About Scott C. Steward

Scott C. Steward was the founding editor at Vita Brevis; he served as NEHGS Editor-in-Chief 2013-2022. He is the author, co-author, or editor of genealogies of the Ayer, Le Roy, Lowell, Saltonstall, Thorndike, and Winthrop families. His articles have appeared in The New England Historical and Genealogical Register, NEXUS, New England Ancestors, American Ancestors, and The Pennsylvania Genealogical Magazine, and he has written book reviews for the Register, The New York Genealogical and Biographical Record, and the National Genealogical Society Quarterly.

7 thoughts on “A great spectacle

  1. My husband identifies the unknown actor in the Ben Hur silent as “Navarro.” He does not recall his given name, however.

  2. So sorry! I noticed the notation on the name of the actor after I made my previous post. Thank for the wonderful read.

  3. Thanks for reminding us of the movie Ben Hur.The largest club in my high school was the Latin club. Everbody in high school in our central Illinois town belonged the our club and every year there was a big toga party complete with food (apples nuts deviled eggs) and one year some of the larger boys pulled our teacher, Miss Winget, who was seventy, in a cart around the track behind the high school. She was the best teacher ever! Ben Hur was an amazing movie!!
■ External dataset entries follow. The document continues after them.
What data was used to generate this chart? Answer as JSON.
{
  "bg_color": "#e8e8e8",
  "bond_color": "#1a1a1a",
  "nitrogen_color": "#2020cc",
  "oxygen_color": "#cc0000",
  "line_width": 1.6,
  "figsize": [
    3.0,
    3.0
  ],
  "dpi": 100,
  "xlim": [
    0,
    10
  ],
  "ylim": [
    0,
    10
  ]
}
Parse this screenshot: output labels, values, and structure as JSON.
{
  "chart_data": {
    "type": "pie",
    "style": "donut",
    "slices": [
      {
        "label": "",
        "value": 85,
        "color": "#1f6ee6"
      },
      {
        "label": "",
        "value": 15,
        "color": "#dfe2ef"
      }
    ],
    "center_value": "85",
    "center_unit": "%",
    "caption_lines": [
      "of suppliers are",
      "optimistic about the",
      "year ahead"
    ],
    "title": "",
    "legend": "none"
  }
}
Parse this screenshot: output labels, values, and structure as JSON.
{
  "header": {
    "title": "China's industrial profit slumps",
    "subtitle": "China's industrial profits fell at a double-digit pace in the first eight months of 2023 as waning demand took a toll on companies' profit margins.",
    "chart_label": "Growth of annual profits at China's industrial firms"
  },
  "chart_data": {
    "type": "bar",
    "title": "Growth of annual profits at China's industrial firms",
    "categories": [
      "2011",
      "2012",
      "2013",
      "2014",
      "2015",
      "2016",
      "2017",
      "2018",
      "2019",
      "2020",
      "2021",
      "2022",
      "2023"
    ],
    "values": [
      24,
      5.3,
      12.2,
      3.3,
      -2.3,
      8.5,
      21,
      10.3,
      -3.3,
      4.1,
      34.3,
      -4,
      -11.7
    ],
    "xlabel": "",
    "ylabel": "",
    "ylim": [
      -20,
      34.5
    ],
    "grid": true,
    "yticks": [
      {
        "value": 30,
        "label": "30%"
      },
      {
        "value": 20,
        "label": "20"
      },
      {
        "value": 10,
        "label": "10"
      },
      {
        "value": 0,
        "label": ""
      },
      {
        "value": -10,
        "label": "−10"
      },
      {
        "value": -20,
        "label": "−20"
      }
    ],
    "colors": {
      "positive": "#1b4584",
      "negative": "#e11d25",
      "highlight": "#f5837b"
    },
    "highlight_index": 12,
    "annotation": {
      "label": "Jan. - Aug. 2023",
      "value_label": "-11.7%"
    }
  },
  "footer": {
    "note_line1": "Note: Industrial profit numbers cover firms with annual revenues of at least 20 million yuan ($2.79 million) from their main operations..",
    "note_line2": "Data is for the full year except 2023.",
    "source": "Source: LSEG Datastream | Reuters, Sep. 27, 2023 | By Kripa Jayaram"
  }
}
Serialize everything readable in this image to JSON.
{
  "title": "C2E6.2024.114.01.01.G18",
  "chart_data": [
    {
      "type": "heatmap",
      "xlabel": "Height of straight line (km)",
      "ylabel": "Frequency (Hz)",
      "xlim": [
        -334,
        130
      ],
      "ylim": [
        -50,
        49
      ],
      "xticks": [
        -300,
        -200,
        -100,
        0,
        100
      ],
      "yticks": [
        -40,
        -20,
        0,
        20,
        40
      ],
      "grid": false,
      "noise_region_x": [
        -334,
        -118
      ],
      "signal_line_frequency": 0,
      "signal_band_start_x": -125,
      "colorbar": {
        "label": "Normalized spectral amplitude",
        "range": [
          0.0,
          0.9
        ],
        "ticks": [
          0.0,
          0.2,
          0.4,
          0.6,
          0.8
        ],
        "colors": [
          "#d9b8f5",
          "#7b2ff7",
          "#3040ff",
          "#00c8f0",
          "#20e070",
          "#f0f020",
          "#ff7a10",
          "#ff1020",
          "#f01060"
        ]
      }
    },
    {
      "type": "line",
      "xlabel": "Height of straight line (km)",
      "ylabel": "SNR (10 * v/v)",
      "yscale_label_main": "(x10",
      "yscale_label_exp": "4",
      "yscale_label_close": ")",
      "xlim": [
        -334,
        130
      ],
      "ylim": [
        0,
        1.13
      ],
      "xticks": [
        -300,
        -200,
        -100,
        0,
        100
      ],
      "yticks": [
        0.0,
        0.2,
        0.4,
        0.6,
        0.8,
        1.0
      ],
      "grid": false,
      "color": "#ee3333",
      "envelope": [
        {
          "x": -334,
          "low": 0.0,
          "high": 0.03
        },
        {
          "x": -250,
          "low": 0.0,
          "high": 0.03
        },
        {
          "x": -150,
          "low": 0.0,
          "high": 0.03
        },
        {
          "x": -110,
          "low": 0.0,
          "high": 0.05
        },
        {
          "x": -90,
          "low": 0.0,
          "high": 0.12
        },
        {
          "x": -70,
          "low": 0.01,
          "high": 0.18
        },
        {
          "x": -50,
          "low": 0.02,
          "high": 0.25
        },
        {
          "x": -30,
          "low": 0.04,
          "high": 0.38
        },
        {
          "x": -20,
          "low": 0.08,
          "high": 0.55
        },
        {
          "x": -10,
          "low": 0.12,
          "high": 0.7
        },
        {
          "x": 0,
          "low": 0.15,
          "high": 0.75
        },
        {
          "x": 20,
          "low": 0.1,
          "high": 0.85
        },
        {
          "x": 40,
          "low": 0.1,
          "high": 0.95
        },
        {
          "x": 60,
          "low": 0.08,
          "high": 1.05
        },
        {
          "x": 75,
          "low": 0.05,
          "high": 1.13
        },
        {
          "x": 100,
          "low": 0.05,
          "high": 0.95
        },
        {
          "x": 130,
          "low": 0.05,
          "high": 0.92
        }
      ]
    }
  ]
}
  4. Maybe you can help me here … I have a home movie (16mm) taken on 13 April 1928 when my grandmother, great grandmother and aunt arrived in LA from Hawaii on the SS “City of Los Angeles.” They are talking (deferentially) to a couple, the man almost certainly Joseph Kennedy, with a very pretty young woman who might be Gloria Swanson. I did a search in the LA Times Archives for that date, and a few days after, but the couple is not mentioned. Can you suggest a site which might have a picture of GS about that time which is more natural? Because I have seen distorted studio shots of her but in them she looks not-quite-human .. vamp-ish. And would you like a screen shot of them?

    HLF

    1. I do have a picture of Gloria Swanson from 1920, where she looks quite young, if that would be helpful. (And, yes, please, a screenshot of the 1928 couple would be great!) I don’t see Joseph Kennedy listed on any ships arriving in Los Angeles in 1928; a search for “Gloria” in Los Angeles and Honolulu yields no likely Gloria Swansons (or any of her married names!).